How I Tuning Puma for Ruby on Rails at Kubernetes

Tuning Puma for Kubernetes

William
WilliamDesk
9 min readFeb 14, 2024

--

Puma is a popular web server package for Ruby on Rails; tuning the Puma configuration well would be more efficient for services.

Puma gem: https://rubygems.org/gems/puma

ref: https://puma.io/

Why refactor?

The core reason is that when we migrate from docker to Kubernetes architecture, the Puma configuration might need some updates to fit the new architecture. So, I re-researched many articles and source repos to help me re-write it.

Before Puma Configuration Tuning, You should need to Check

  1. Do not use the most essential services on the first try. Use Supplementary Services instead.
    For example, Do not use member Oauth service for testing first. In this example, I used the Mail Center for testing. (Most requests are internal calls, and if the request failed will retry.)
  2. You must have at least one of the monitoring services to check the service's online status. I use the Datadog to detect the service and Kubernetes status before and after.
  3. You must know why and how for each configuration setting and step-by-step tuning.

Refactor Puma Configuration

Our initial Puma Configuration

Here is our first configuration.

#!/usr/bin/env puma

environment ENV.fetch("RAILS_ENV") { "development" }

if ENV['RAILS_ENV'].nil? || ENV['RAILS_ENV'] == 'development'
threads_count = ENV.fetch("RAILS_MAX_THREADS") { 5 }
threads threads_count, threads_count

port ENV.fetch("PORT") { 3000 }

plugin :tmp_restart
else
directory './'
rackup "./config.ru"

pidfile "./tmp/pids/puma.pid"
state_path "./tmp/pids/puma.state"

threads 0,16

port ENV.fetch("PORT") { 3000 }

workers 2

prune_bundler

on_restart do
puts 'Refreshing Gemfile'
ENV["BUNDLE_GEMFILE"] = "./Gemfile"
end
end

Refactor key 1: Decrease the capacity of threads.

Some reference links were surveyed, and you should check them first.

  1. [Documentation] How to best tune Puma for Kubernetes
  2. Configuring Puma, Unicorn and Passenger for Maximum Efficiency
  3. Workers Per Pod, and Other Config Issues

According to the last issue discussion, using too many threads is not suitable for the service to accept more requests, and resources may face the Global VM lock.

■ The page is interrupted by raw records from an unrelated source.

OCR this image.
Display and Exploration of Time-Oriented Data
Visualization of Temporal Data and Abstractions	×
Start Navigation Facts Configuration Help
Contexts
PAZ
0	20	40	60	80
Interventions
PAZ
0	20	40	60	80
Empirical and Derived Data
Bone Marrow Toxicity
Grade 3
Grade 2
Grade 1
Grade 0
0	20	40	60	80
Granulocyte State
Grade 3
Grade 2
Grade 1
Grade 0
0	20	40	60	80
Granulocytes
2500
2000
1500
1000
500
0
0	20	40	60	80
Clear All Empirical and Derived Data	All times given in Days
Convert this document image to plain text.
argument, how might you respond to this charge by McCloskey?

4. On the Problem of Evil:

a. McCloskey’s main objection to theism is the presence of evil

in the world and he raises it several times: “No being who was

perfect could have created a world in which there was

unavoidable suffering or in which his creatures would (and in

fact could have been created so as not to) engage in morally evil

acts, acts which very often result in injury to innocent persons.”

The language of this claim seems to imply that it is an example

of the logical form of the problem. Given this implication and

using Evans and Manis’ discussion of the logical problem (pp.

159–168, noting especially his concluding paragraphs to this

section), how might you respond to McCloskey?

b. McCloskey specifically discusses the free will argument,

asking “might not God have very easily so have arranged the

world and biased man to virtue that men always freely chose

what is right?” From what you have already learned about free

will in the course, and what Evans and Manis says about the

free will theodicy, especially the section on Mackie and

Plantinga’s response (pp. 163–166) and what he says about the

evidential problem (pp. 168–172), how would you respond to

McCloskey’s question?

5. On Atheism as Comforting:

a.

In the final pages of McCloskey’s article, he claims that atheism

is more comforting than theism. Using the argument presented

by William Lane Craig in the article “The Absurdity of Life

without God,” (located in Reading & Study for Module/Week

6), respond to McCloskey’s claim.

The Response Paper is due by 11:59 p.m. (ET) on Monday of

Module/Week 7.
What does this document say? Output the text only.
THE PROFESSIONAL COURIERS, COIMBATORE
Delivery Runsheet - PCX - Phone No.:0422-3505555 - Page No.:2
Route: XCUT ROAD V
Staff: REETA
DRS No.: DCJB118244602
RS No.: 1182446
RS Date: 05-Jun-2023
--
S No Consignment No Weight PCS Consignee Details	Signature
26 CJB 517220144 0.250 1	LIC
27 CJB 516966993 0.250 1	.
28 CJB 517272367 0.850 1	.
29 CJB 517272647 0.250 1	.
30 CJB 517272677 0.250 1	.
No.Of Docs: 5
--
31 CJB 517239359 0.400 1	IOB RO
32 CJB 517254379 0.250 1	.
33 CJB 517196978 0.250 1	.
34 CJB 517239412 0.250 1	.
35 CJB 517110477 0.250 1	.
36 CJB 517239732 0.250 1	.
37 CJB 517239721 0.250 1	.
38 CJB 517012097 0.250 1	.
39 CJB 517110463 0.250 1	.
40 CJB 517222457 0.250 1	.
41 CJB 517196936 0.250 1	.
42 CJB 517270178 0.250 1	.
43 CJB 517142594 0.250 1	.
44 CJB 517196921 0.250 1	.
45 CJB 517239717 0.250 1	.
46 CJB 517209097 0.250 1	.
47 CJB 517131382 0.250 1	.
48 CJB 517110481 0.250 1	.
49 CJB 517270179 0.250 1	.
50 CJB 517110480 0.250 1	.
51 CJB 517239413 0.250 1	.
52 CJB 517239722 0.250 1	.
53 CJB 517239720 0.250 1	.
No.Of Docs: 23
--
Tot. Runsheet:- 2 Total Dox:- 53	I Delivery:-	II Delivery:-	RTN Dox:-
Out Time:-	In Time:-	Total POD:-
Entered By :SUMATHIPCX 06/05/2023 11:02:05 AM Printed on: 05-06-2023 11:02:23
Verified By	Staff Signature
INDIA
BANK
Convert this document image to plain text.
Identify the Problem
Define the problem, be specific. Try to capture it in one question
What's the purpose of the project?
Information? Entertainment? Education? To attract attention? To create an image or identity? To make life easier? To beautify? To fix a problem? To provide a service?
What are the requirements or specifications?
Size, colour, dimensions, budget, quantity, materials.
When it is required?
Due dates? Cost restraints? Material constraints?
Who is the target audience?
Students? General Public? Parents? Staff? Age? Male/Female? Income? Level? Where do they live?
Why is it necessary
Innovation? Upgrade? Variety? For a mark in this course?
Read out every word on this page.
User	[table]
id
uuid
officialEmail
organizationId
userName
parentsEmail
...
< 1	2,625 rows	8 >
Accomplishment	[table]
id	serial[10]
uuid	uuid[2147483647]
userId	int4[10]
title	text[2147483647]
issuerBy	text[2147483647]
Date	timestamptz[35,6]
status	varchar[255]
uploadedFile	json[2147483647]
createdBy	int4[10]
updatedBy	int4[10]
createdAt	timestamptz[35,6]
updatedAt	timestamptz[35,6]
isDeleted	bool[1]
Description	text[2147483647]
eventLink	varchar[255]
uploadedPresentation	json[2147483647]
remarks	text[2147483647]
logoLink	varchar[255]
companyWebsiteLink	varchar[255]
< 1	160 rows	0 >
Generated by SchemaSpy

IME more than 5 threads is usually too much for a webapp (which is why 5 is now the default for Puma on MRI). Over that amount, the GVL is locked >80% of the time but with extra free threads, Puma processes will continue to pick up new requests, which they cannot immediately service, leading to increased latency for no throughput gain.
Reference:
https://github.com/puma/puma/issues/2645#issuecomment-1019241622

Global VM Lock:
The Global Virtual Lock (GVL), also known in some contexts as the Global Interpreter Lock (GIL), is a synchronization mechanism used in computer language interpreters. It is primarily employed in multithreaded programs to ensure that only one thread can execute bytecode at any given moment, thereby preventing data races that can occur when multiple threads execute concurrently.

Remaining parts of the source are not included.